Accuracy of an artificial intelligence as a medical device as part of a UK-based skin cancer teledermatology service

Front Med (Lausanne). 2024 Mar 22:11:1302363. doi: 10.3389/fmed.2024.1302363. eCollection 2024.

Abstract

Introduction: An artificial intelligence as a medical device (AIaMD), built on convolutional neural networks, has demonstrated high sensitivity for melanoma. To be of clinical value, it needs to safely reduce referral rates. The primary objective of this study was to demonstrate that the AIaMD had a higher rate of correctly classifying lesions that did not need to be referred for biopsy or urgent face-to-face dermatologist review, compared to teledermatology standard of care (SoC), while achieving the same sensitivity to detect malignancy. Secondary endpoints included the sensitivity, specificity, positive and negative predictive values, and number needed to biopsy to identify one case of melanoma or squamous cell carcinoma (SCC) by both the AIaMD and SoC.

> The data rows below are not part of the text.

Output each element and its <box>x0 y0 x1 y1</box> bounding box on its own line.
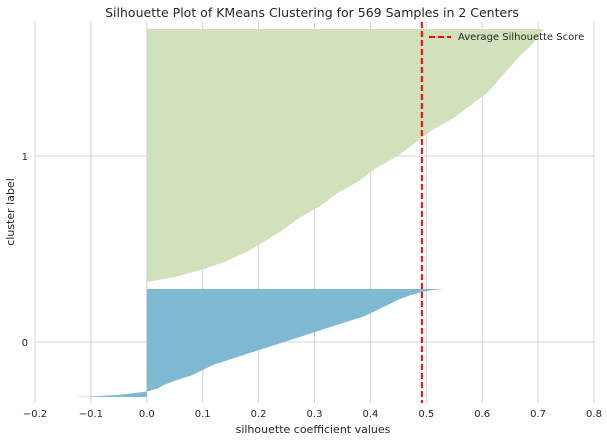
cluster-1-area <box>146 29 544 282</box>
x-tick-label: 0.5 <box>418 409 434 420</box>
x-axis-label: silhouette coefficient values <box>236 423 391 436</box>
x-tick-label: 0.1 <box>195 409 211 420</box>
x-tick-label: −0.1 <box>79 409 103 420</box>
x-tick-label: −0.2 <box>23 409 47 420</box>
y-tick-labels: 01 <box>22 152 28 349</box>
x-tick-label: 0.3 <box>307 409 323 420</box>
y-tick-label: 0 <box>22 338 28 349</box>
chart-title: Silhouette Plot of KMeans Clustering for… <box>105 5 519 20</box>
x-tick-label: 0.6 <box>474 409 490 420</box>
y-tick-label: 1 <box>22 152 28 163</box>
silhouette-areas <box>74 29 544 397</box>
x-tick-label: 0.2 <box>251 409 267 420</box>
x-tick-label: 0.8 <box>586 409 602 420</box>
x-tick-labels: −0.2 −0.1 0.0 0.1 0.2 0.3 0.4 0.5 0.6 0.7 0.8 <box>23 409 602 420</box>
x-tick-label: 0.7 <box>530 409 546 420</box>
legend: Average Silhouette Score <box>429 32 584 43</box>
x-tick-label: 0.4 <box>362 409 378 420</box>
cluster-0-area <box>74 289 444 397</box>
legend-label: Average Silhouette Score <box>458 32 584 43</box>
y-axis-label: cluster label <box>4 178 17 246</box>
x-tick-label: 0.0 <box>139 409 155 420</box>
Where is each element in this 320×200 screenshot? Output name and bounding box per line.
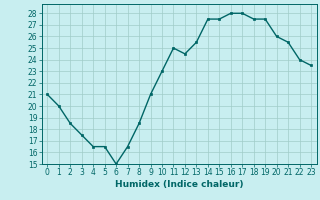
X-axis label: Humidex (Indice chaleur): Humidex (Indice chaleur) xyxy=(115,180,244,189)
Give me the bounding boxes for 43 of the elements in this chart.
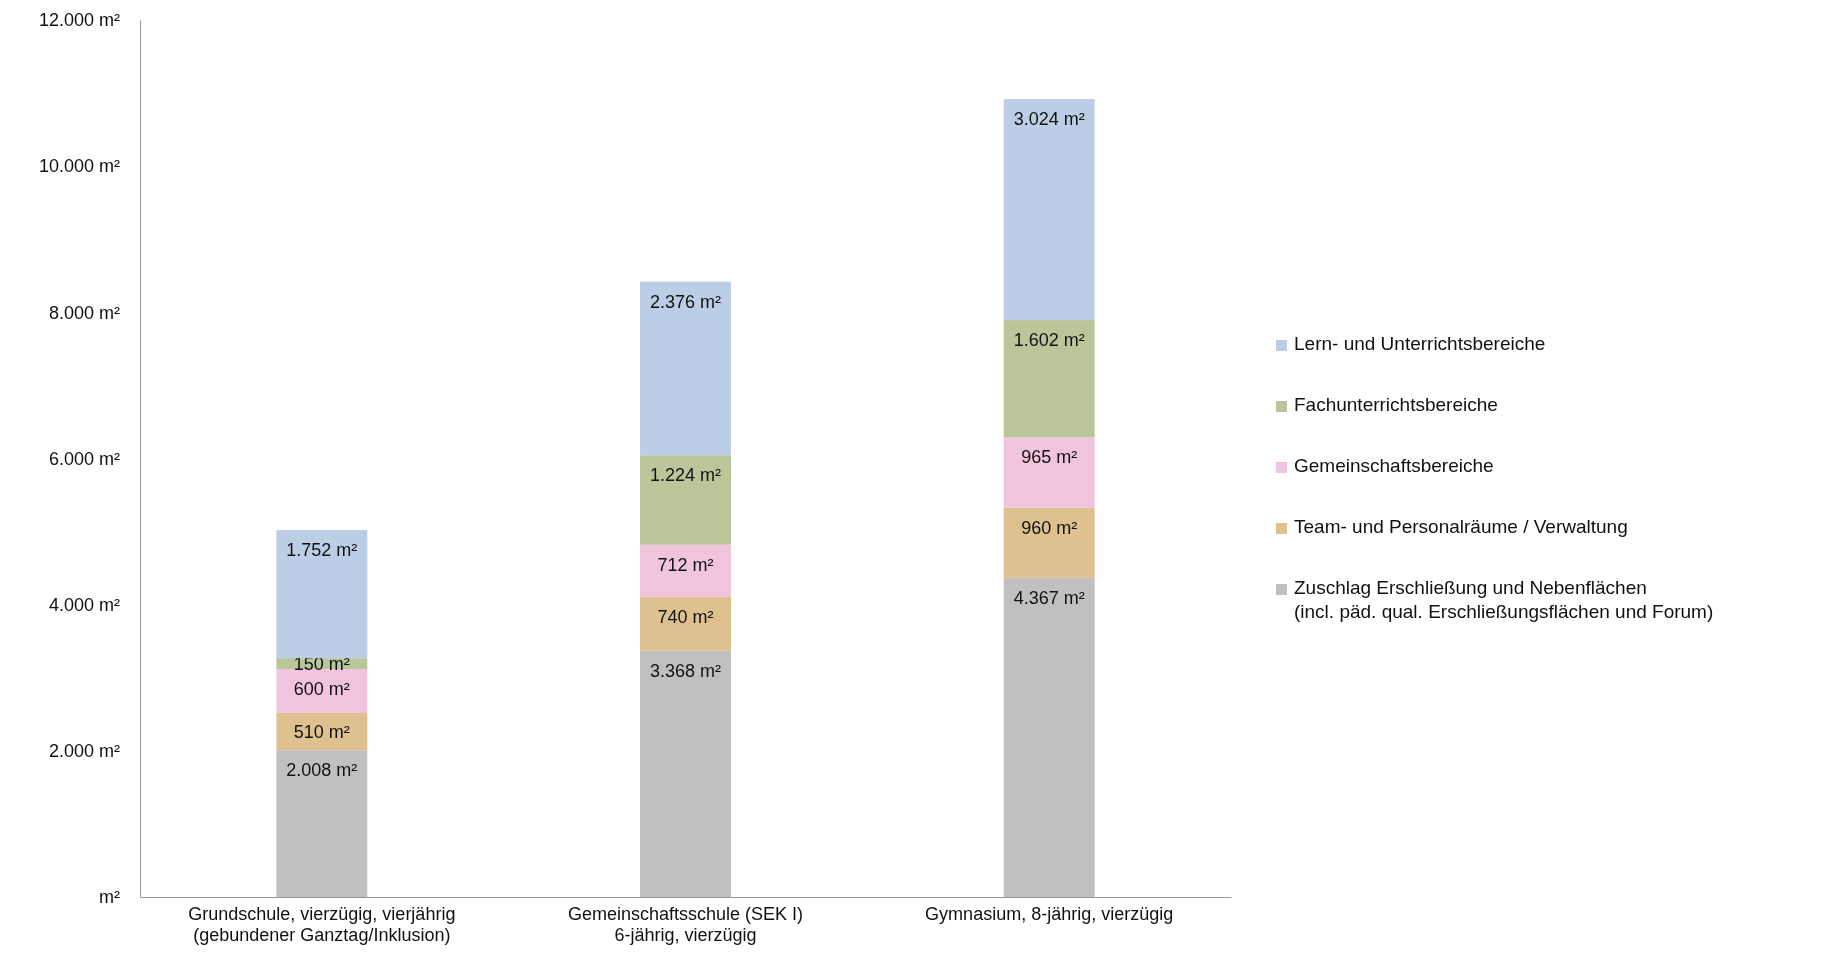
bar xyxy=(276,750,368,897)
y-tick-label: 6.000 m² xyxy=(48,448,120,469)
data-label: 1.224 m² xyxy=(649,465,722,486)
data-label: 510 m² xyxy=(293,721,350,742)
bar xyxy=(640,596,731,651)
data-label: 600 m² xyxy=(293,679,350,700)
y-tick-label: 2.000 m² xyxy=(48,741,120,762)
x-tick-label: Gymnasium, 8-jährig, vierzügig xyxy=(925,903,1174,924)
y-tick-label: 4.000 m² xyxy=(48,594,120,615)
legend-label: Zuschlag Erschließung und Nebenflächen (incl. päd. qual. Erschließungsflächen und Forum) xyxy=(1294,577,1714,622)
bar xyxy=(1003,507,1095,578)
y-tick-label: 8.000 m² xyxy=(48,302,120,323)
data-label: 960 m² xyxy=(1021,517,1078,538)
bar xyxy=(276,530,368,659)
legend-label: Gemeinschaftsbereiche xyxy=(1294,455,1494,476)
bar xyxy=(640,544,731,597)
bar xyxy=(640,455,731,545)
y-tick-label: m² xyxy=(99,887,120,908)
data-label: 4.367 m² xyxy=(1013,587,1085,608)
x-tick-label: Gemeinschaftsschule (SEK I) 6-jährig, vierzügig xyxy=(567,903,804,946)
bar xyxy=(1003,99,1095,321)
data-label: 2.008 m² xyxy=(286,760,358,781)
x-tick-label: Grundschule, vierzügig, vierjährig (gebundener Ganztag/Inklusion) xyxy=(188,903,456,946)
bar xyxy=(1003,320,1095,438)
legend-label: Fachunterrichtsbereiche xyxy=(1294,394,1498,415)
bar xyxy=(276,669,368,713)
bar xyxy=(640,650,731,897)
data-label: 2.376 m² xyxy=(649,291,722,312)
y-tick-label: 12.000 m² xyxy=(38,10,120,31)
data-label: 3.024 m² xyxy=(1013,109,1085,130)
bar xyxy=(640,281,731,456)
data-label: 965 m² xyxy=(1021,447,1078,468)
bar xyxy=(1003,577,1095,897)
bar xyxy=(1003,437,1095,508)
legend-label: Team- und Personalräume / Verwaltung xyxy=(1294,516,1628,537)
data-label: 1.752 m² xyxy=(286,540,358,561)
data-label: 1.602 m² xyxy=(1013,330,1085,351)
data-label: 740 m² xyxy=(657,606,714,627)
data-label: 3.368 m² xyxy=(649,660,722,681)
data-label: 712 m² xyxy=(657,554,714,575)
y-tick-label: 10.000 m² xyxy=(38,156,120,177)
bar xyxy=(276,712,368,751)
legend-label: Lern- und Unterrichtsbereiche xyxy=(1294,333,1546,354)
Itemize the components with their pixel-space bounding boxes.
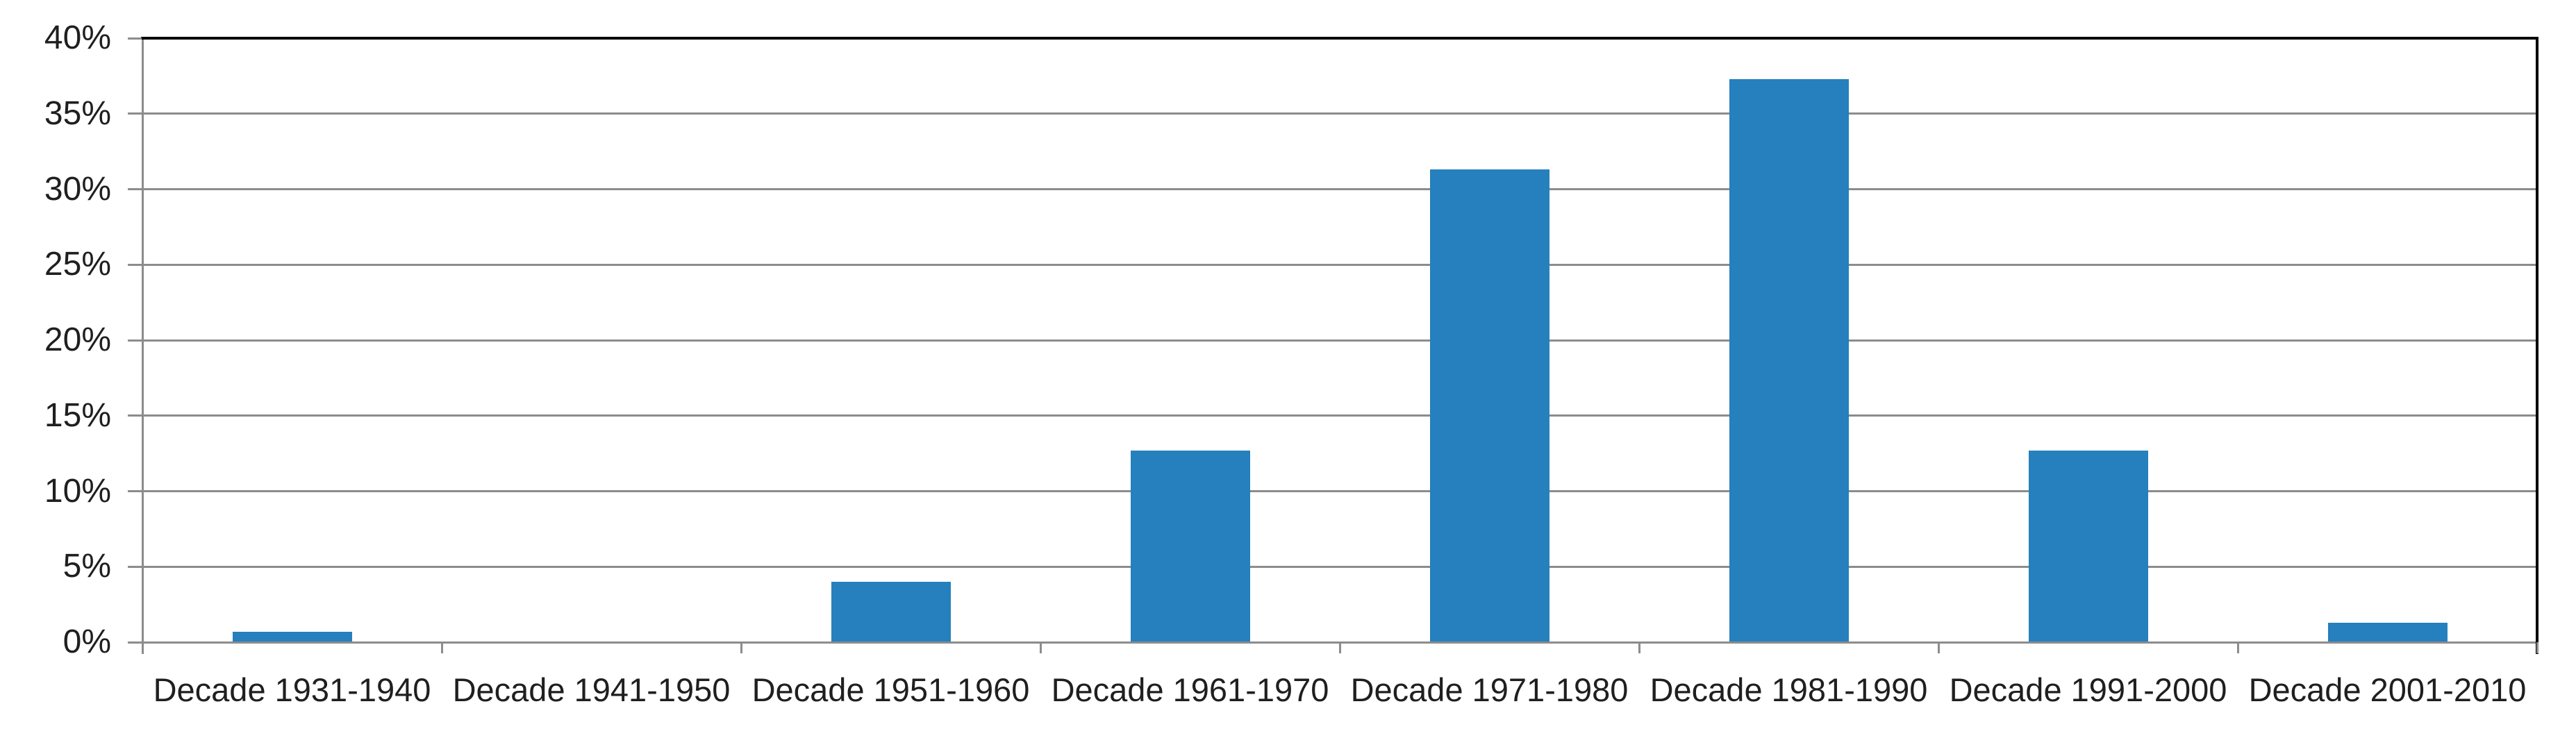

Methods: This prospective, single-centre, single-arm, masked, non-inferiority, adaptive, group sequential design trial recruited patients referred to a teledermatology cancer pathway (clinicaltrials.gov NCT04123678). Additional dermoscopic images of each suspicious lesion were taken using a smartphone with a dermoscopic lens attachment. The images were assessed independently by a consultant dermatologist and the AIaMD. The outputs were compared with the final histological or clinical diagnosis.

Results: A total of 700 patients with 867 lesions were recruited, of which 622 participants with 789 lesions were included in the per-protocol (PP) population. In total, 63.3% of PP participants were female; 89.0% identified as white, and the median age was 51 (range 18-95); and all Fitzpatrick skin types were represented including 25/622 (4.0%) type IV-VI skin. A total of 67 malignant lesions were identified, including 8 diagnosed as melanoma. The AIaMD sensitivity was set at 91 and 92.5%, to match the literature-defined clinician sensitivity (91.46%) as closely as possible. In both settings, the AIaMD identified had a significantly higher rate of identifying lesions that did not need a biopsy or urgent referral compared to SoC (p-value = 0.001) with comparable sensitivity for skin cancer.

Discussion: The AIaMD identified significantly more lesions that did not need to be referred for biopsy or urgent face-to-face dermatologist review, compared to teledermatologists. This has the potential to reduce the burden of unnecessary referrals when used as part of a teledermatology service.

Keywords: AI as a medical device; artificial intelligence; deep ensemble for the recognition of malignancy (DERM); skin analytics; skin cancer; teledermatology.

Associated data

  • ClinicalTrials.gov/NCT04123678

Grants and funding

The author(s) declare financial support was received for the research, authorship, and/or publication of this article. This study received funding from Skin Analytics Ltd. and Innovate UK.